If you were awarded one month to indulge in a passion of your choice and get paid for your work, how would you spend that month? On Saturday, December 9, Akron Soul Train’s full-time fellows Stephen Tomasko (pictured left), Jenniffer Omaitz and Michelle Droll answered that question by revealing their vivacious new works to the public at Summit Art Space.
The event celebrated Akron Soul Train’s fall fellows. Through AST, the artists have been hard at work focusing on their craft thanks to Akron Soul Train’s funding and support. The fellowship also allowed them to connect with the community through workshops and artist talks.
“The fellowship reverses the starving artist stigma,” said Natalie Grieshammer, AST’s Arts and Programming Manager.
It’s easy to take advantage of artists and not realize how much time and money goes into honing their craft. This opportunity supports the role of being an artist and engages the community with art on a deeper level, she said.
“Industry left this area and the arts are becoming a new industry for Akron,” Grieshammer said.
After the rise and fall of the rubber industry, the growing arts and culture scene is reviving Akron, she said. AST hopes to grow into a global organization that will put Akron on the map.
“I feel as though I have my own legacy, my name will be associated with something that will continue to go on,” said Michelle Droll, a fellow with the program (pictured right)
Droll is a collage artist who uses recycled materials from past works and things she collects to create paintings and installations. The fellowship has been a transformative experience for her, as finding time for art in the past has been difficult because of her day job. Telling her employer she wanted to take off a month for art “wasn’t going to fly” in the past, she said, but the fellowship gave her a sense of legitimacy.
“This is your community saying we would like to see you grow, you are a good investment,” Droll said.
Droll was now able to work on her art during daylight hours, making it the top priority in her life. She had always asked herself “What would I do if I wasn’t so tired? What if I could start my morning with my art?” She began creating things unlike she had before, solidifying her craft.
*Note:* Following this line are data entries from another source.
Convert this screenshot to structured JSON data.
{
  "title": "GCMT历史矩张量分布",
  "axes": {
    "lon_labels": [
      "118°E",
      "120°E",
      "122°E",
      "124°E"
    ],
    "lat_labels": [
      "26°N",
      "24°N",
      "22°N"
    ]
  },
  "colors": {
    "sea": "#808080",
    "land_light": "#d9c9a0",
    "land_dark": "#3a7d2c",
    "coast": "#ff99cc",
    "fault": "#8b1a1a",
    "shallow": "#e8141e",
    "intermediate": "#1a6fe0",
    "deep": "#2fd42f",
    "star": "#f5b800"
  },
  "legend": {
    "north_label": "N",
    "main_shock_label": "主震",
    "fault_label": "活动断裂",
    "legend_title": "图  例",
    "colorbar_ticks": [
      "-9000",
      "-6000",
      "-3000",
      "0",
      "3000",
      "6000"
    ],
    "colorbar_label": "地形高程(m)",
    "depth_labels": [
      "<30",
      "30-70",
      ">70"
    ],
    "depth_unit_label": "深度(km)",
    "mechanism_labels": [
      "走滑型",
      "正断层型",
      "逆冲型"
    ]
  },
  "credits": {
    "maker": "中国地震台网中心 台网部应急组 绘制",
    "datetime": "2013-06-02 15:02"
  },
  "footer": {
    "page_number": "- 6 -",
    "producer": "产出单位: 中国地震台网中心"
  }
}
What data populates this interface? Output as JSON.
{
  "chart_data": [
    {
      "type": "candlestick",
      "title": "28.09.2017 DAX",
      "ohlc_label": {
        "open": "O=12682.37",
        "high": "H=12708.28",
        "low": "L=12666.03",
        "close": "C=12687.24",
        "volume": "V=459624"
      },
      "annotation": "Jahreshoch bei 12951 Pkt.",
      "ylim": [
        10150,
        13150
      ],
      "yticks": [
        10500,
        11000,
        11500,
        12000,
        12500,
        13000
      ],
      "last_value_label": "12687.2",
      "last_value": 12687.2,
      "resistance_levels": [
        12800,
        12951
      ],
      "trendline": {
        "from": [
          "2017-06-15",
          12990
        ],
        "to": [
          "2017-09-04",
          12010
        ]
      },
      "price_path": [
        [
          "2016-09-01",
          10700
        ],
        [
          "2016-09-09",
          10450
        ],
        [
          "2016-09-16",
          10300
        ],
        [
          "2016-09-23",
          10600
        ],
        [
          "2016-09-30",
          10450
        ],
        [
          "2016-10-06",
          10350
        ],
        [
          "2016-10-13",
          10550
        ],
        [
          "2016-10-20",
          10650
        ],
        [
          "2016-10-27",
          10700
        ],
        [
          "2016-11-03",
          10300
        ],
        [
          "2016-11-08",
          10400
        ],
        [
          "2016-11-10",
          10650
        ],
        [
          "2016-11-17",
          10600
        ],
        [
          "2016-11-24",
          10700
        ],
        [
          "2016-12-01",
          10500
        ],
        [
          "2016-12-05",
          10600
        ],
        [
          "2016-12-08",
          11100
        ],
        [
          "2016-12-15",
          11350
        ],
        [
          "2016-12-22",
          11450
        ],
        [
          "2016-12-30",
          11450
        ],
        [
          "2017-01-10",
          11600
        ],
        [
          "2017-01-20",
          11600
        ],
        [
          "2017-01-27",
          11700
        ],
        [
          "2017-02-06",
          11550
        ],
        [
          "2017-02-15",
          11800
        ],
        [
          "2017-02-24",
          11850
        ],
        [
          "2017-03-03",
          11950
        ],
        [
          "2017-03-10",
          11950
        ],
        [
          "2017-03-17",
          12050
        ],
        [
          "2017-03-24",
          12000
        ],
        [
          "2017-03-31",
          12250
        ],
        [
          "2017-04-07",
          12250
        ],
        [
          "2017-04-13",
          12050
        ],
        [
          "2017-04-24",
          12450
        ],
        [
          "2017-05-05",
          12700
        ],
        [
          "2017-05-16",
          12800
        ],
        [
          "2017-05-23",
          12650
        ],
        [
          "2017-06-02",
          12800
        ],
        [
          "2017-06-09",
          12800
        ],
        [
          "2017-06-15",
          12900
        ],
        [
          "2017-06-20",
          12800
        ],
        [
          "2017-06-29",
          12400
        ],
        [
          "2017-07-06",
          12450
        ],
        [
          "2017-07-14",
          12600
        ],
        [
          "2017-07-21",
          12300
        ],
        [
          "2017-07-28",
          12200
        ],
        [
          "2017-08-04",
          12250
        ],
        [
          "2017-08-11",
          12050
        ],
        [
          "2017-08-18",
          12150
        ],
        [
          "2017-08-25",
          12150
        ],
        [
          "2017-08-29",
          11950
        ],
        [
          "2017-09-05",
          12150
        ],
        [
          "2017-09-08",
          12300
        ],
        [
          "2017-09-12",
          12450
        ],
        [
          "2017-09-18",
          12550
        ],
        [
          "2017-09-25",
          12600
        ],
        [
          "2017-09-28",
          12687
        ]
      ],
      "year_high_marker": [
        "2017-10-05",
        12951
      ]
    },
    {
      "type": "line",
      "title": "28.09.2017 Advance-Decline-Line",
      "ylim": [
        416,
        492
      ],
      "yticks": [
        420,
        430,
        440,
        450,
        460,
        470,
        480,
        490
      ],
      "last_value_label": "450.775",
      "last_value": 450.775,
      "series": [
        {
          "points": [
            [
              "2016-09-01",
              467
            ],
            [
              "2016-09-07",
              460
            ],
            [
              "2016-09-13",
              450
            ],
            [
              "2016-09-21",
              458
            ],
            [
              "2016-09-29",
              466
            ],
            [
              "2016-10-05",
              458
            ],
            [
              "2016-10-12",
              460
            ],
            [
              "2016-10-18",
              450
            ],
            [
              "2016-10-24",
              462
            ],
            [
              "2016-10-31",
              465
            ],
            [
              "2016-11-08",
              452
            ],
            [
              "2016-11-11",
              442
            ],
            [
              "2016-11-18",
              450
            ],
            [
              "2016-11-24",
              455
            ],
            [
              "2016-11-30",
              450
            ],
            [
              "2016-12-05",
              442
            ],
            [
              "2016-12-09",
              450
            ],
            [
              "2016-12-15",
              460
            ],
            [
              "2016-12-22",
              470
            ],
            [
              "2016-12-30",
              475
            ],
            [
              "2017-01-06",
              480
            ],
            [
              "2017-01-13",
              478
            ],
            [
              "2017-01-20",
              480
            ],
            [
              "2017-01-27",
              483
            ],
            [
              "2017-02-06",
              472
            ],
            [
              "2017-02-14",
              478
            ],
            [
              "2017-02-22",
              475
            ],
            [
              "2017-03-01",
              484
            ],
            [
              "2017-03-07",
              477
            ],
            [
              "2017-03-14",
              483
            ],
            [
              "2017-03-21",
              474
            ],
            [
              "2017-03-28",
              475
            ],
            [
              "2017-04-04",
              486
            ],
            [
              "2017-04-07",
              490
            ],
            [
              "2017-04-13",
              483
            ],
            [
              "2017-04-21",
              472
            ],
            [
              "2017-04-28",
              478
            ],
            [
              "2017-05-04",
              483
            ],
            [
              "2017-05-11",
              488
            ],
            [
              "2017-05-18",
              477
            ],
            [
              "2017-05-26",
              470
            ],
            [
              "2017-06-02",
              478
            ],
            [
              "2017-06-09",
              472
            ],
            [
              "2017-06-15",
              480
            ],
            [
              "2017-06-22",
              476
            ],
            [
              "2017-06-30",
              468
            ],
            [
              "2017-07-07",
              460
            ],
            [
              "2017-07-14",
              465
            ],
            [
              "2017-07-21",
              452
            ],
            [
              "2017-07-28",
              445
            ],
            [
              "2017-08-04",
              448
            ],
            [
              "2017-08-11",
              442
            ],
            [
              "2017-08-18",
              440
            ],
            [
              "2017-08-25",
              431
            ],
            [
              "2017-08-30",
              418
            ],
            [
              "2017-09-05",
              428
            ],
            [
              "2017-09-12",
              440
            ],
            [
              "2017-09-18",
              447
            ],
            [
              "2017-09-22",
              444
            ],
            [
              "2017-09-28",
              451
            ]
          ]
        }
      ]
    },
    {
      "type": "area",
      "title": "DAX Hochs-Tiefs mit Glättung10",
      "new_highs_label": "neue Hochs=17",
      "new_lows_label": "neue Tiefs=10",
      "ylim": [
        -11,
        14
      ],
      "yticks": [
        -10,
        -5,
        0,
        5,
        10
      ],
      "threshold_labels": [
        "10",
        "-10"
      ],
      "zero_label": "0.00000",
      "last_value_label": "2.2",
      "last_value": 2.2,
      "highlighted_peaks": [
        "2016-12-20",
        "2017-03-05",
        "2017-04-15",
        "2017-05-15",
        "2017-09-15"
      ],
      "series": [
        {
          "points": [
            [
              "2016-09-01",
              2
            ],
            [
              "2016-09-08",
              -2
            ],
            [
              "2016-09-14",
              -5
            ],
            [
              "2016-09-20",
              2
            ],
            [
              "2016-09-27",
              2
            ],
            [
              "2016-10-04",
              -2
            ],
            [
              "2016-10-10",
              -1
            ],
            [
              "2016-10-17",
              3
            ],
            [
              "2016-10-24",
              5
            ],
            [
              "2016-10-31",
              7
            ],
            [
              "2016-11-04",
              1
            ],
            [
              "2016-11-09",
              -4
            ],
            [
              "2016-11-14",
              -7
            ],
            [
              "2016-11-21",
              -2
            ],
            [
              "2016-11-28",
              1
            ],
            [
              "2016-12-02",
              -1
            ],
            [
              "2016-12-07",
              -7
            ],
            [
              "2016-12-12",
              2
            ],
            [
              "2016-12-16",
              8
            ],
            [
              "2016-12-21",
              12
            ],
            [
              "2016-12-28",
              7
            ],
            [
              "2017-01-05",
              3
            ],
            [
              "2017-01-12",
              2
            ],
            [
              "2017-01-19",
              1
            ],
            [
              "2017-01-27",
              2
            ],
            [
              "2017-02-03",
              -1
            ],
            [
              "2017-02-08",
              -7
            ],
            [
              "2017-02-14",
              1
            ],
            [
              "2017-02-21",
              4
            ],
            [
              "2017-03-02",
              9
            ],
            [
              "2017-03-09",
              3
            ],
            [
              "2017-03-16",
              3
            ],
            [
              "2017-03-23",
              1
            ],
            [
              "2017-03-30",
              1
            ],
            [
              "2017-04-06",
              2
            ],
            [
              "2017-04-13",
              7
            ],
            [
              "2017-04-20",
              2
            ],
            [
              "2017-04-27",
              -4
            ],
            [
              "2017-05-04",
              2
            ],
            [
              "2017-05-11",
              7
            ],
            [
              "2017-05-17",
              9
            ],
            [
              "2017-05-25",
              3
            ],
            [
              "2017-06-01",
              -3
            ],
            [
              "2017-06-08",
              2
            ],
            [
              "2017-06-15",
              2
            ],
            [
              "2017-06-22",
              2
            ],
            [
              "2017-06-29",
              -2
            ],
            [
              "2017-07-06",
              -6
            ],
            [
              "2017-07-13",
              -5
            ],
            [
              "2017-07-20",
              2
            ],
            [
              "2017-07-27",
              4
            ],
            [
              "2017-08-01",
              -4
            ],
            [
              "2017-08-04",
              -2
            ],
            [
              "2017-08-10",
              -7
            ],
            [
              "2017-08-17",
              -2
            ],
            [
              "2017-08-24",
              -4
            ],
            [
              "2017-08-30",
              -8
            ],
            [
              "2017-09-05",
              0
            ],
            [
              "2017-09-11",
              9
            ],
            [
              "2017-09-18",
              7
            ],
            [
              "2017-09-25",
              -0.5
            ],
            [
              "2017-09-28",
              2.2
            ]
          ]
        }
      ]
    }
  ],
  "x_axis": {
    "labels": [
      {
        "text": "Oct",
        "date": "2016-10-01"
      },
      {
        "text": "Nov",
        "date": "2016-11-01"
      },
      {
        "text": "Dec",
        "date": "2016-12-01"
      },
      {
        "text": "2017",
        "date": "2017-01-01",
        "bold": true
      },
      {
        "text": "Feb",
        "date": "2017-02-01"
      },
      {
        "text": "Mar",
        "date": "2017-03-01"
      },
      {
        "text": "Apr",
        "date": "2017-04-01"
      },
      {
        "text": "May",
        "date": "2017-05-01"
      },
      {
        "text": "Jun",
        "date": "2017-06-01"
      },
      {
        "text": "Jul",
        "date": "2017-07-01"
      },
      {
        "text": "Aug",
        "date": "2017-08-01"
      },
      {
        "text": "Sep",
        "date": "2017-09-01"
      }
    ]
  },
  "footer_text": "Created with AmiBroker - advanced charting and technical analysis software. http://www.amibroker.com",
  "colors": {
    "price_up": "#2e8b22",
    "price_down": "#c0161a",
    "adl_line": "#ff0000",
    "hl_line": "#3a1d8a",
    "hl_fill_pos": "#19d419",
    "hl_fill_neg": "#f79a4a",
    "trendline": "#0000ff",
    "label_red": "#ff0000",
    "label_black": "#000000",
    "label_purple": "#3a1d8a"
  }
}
“It has given me a chance to see myself if a different way,” she said.
AST’s job is to let the community know who you are as an artist and what projects you’re working on, said Jenniffer Omatiz, another fellow (pictured left) During October, she did collaborative work with other Akron artists, creating reactive paintings and installations from their studio space.
“They [AST] work hard at trying to build an artist’s career,” she said.
AST’s 2018 fellowship applications will be released in early spring, inviting artists of all mediums to apply. AST is currently building shipping containers to house artists during their fellowship as well. The intent of the program, organizers said, is to lend legitimacy and financial support to Akron’s emerging artist class.
“You can call yourself an artist and not apologize,” said Droll.